The U.S. Department of Justice is carrying out a new probe into the Orange County District Attorney’s Office and the Orange County Sheriff’s Department. Seen are DA Tony Rackauckas and Sheriff Sandra Hutchens. (File photos by Orange County Register/SCNG)

Tony Saavedra / Staff Writer
Jan. 6, 2017 – Updated 9:18 p.m.

Community forums. Face-to-face meetings with leaders of the local deputies union and with local defense attorneys. Twitter.

Is this any way to conduct a civil-rights investigation?

Actually it is. All of those forms of public outreach – many of them as likely to get people talking to each other as they are to ferret out misconduct – could be part of the U.S. Department of Justice’s new probe into the Orange County District Attorney’s Office and the Orange County Sheriff’s Department.

The tactics were among many details spelled out in a report released this week that describes the role of the Civil Rights Division of the Justice Department, which enforces a law enacted in the mid-1990s after the Rodney King beating in Los Angeles.

The playbook shows that as federal lawyers conduct their probe of the county’s ongoing jailhouse informant scandal – a process that could take many months – they hope to diffuse any public tension even if they have to force changes in the county’s justice system.

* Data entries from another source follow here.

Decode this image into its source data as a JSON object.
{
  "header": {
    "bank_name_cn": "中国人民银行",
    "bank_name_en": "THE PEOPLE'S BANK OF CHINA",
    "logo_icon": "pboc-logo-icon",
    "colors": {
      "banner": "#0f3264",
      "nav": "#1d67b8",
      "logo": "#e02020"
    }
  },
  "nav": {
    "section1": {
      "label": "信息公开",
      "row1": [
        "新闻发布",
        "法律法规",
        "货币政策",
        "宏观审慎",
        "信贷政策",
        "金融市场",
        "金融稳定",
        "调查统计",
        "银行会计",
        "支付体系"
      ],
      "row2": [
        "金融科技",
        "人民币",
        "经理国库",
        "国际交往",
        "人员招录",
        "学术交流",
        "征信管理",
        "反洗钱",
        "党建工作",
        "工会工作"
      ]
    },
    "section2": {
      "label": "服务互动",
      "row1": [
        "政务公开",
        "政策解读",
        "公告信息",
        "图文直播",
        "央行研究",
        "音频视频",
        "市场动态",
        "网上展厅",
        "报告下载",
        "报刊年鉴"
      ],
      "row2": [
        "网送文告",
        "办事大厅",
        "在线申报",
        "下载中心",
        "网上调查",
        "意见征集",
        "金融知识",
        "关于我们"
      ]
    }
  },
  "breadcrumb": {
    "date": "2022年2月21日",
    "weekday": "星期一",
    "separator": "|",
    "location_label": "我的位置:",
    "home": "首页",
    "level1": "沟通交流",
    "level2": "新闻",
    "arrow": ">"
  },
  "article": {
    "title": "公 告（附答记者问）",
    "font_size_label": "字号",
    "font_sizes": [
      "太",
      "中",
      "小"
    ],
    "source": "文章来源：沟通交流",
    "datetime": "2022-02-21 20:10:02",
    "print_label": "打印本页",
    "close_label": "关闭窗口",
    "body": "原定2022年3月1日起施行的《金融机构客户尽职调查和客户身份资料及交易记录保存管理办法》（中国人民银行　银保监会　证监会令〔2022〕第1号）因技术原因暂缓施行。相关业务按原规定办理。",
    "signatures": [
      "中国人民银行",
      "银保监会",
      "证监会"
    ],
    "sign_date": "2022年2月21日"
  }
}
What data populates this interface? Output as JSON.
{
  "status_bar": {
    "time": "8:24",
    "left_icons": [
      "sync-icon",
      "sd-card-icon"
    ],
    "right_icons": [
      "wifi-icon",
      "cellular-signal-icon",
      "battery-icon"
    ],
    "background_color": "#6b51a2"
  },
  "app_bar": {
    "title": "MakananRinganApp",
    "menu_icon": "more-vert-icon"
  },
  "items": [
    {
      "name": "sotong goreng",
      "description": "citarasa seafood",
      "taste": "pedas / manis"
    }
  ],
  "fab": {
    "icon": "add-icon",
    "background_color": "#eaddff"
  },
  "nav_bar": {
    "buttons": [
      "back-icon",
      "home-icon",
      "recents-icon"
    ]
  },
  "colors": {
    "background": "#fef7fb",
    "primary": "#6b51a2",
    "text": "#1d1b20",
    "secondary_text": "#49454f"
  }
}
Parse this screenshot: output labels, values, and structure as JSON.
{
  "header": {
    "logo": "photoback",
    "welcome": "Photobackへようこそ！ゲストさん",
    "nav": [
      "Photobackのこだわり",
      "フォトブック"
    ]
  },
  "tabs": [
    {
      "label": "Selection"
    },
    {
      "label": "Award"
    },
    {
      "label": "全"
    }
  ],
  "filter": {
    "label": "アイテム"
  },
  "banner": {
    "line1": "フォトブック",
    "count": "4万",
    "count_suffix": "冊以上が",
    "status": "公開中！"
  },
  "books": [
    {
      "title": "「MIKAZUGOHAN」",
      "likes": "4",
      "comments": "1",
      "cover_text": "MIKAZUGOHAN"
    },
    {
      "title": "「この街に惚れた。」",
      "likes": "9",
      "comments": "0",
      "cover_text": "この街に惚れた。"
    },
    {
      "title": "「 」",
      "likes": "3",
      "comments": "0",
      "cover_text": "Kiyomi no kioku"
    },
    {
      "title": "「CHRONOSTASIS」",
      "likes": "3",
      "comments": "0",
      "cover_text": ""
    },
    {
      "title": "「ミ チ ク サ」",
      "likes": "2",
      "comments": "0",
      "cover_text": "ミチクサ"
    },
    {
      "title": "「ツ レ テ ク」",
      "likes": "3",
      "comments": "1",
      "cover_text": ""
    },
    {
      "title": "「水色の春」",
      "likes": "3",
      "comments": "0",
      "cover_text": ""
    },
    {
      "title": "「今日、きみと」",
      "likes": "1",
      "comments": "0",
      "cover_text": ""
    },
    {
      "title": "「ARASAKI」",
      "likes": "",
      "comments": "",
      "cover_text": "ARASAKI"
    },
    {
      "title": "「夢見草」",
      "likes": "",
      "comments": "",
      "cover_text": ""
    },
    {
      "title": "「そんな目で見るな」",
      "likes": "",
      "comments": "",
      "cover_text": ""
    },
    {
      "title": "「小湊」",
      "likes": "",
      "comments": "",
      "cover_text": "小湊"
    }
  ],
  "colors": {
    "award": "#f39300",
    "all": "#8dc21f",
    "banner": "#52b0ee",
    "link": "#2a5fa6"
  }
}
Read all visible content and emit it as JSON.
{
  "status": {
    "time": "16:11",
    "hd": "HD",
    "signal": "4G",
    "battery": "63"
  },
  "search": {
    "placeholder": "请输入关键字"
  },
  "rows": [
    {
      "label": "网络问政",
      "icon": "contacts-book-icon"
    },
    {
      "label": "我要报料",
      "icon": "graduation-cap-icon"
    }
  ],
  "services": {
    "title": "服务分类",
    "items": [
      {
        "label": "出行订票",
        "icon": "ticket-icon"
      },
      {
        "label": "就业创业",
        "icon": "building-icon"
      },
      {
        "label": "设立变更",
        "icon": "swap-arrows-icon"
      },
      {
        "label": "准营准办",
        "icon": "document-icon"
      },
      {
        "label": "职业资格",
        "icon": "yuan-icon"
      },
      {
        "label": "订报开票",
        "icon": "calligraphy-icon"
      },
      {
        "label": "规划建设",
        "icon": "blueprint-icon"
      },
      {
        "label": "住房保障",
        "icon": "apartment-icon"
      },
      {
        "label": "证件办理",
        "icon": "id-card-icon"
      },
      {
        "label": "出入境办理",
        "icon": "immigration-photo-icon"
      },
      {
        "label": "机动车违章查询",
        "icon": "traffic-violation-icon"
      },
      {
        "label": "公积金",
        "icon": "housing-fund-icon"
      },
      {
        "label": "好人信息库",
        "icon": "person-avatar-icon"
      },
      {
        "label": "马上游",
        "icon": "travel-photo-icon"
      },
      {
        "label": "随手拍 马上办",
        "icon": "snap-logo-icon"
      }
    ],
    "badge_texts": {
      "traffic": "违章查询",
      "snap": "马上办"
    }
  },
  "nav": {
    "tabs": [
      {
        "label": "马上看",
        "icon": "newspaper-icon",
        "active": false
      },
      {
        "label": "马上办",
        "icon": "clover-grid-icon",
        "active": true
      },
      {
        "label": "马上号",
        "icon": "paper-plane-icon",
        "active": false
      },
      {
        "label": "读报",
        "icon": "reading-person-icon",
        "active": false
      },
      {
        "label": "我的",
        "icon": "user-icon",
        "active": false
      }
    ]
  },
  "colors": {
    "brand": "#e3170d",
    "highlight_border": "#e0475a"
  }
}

The document also makes two clear statements:

One: The fact that federal officials are here indicates that, in their view, the county’s prosecutors and jailers have exhibited signs of systemic failure, in this case the routine misuse of jailhouse informants and withholding of evidence from defense attorneys to win convictions. The Justice Department doesn’t typically look at one-time violations, and evidence that wrongdoing is routine and ongoing is the minimum threshold to launch an investigation.

Two: Just because they’re investigating is not a sign they’ll find actual wrongdoing. In more than a third of the investigations launched by the Civil Rights Division of the Justice Department, federal prosecutors did not find misconduct.